Rising star Elizabeth Olsen takes the lead in this haunted house horror film shot in one continuous 88-minute take. The Sundance 2011 hit opens March 9.
Elizabeth Olsen took Sundance by storm in 2011, with one of the great screen debuts of recent vintage in "Marcy Martha May Marlene," as a woman trying to free herself from the psychological clutches of a cult. It was then that she also unveiled her sophomore effort, the horror film "Silent House," which is only now getting released.
"Silent House," a remake of the Uruguayan film "La Casa Muda," finds Olsen staying at the remote vacation home that she's helping her father, John (Adam Trese), and uncle Peter (Eric Sheffer Stevens) prepare for sale.
The original film was billed as the first horror movie shot in one continuous take, unfolding before the viewer's eyes in real time, a nearly impossible stunt that directors Chris Kentis and Laura Lau recreate.
After the brothers bicker about some new repair, Peter storms of for supplies. Suddenly, Sarah is startled by slamming doors, bumps in the night and finds herself hunted by a mysterious figure, eventually coming upon her father moaning in a pool of blood, a huge wound on his head. (Mild spoiler alert) The film clearly wants you to believe that it's Peter who's snuck back into the house to raise a ruckus, but he's such an obvious suspect that there's no way it's him.
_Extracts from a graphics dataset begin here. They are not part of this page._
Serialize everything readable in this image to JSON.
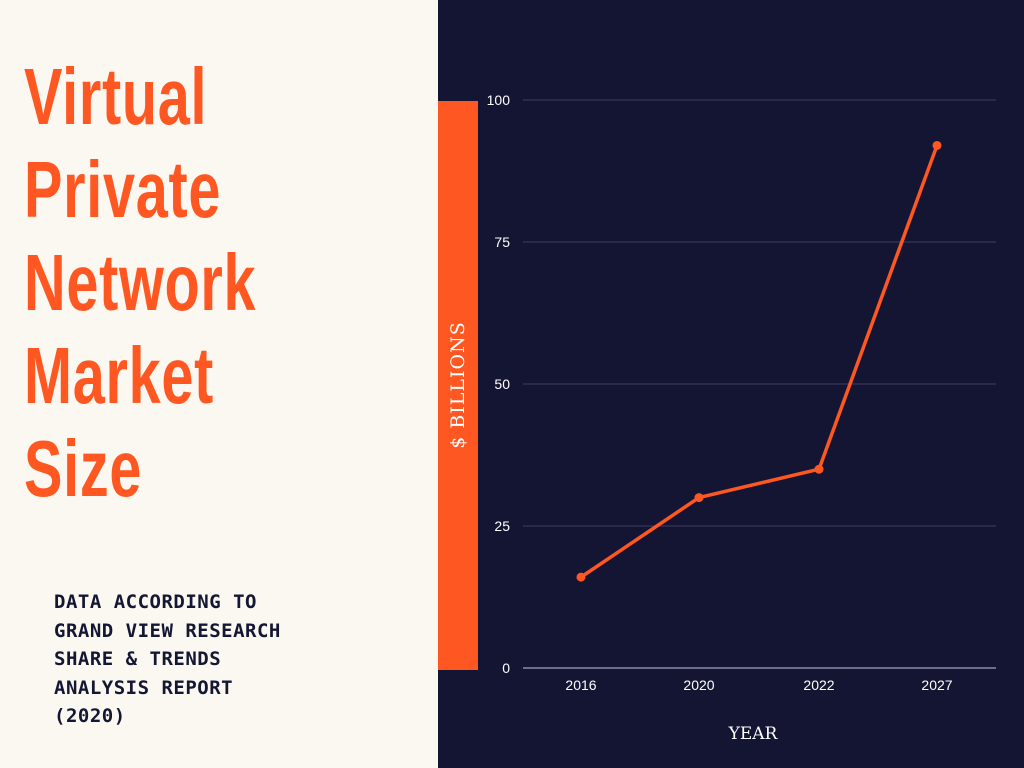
{
  "heading": {
    "lines": [
      "Virtual",
      "Private",
      "Network",
      "Market",
      "Size"
    ]
  },
  "source_note": {
    "lines": [
      "DATA ACCORDING TO",
      "GRAND VIEW RESEARCH",
      "SHARE & TRENDS",
      "ANALYSIS REPORT",
      "(2020)"
    ]
  },
  "colors": {
    "accent": "#FF5722",
    "panel_dark": "#141533",
    "panel_light": "#FAF8F0",
    "text_dark": "#141733"
  },
  "chart_data": {
    "type": "line",
    "title": "Virtual Private Network Market Size",
    "xlabel": "YEAR",
    "ylabel": "$ BILLIONS",
    "categories": [
      "2016",
      "2020",
      "2022",
      "2027"
    ],
    "series": [
      {
        "values": [
          16,
          30,
          35,
          92
        ]
      }
    ],
    "ylim": [
      0,
      100
    ],
    "yticks": [
      0,
      25,
      50,
      75,
      100
    ],
    "grid": true,
    "legend": "none"
  }
}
Though "Silent House" clearly has a few moments where scenes were edited together, the action is continuous. It's an impressive bit of staging, and requires a remarkable performance from Olsen, who must wend her way through the house, hitting her marks along the way (though whoever was in charge of continuity for the blood splatter across Olsen's chest should get a stern talking-to).
Olsen is clearly a talented actress. She possesses, at rest, a California-girl halo with a '70s vibe that is knee-buckling, but as she proved in "Martha" and here, she can effortlessly convey both vulnerability and terror. She's got an innocence about her that makes her fear all the more believable. Countless actresses have paid their dues with far lesser turns in much worse horror films.
But for all the technical skill on display, none of the film's misdirections are convincing enough to make you bite. And the inevitable twist is one that's overly foreshadowed and all too familiar these days, making "Silent House" less than the sum of its parts.
"Silent House" opens in theaters everywhere this week.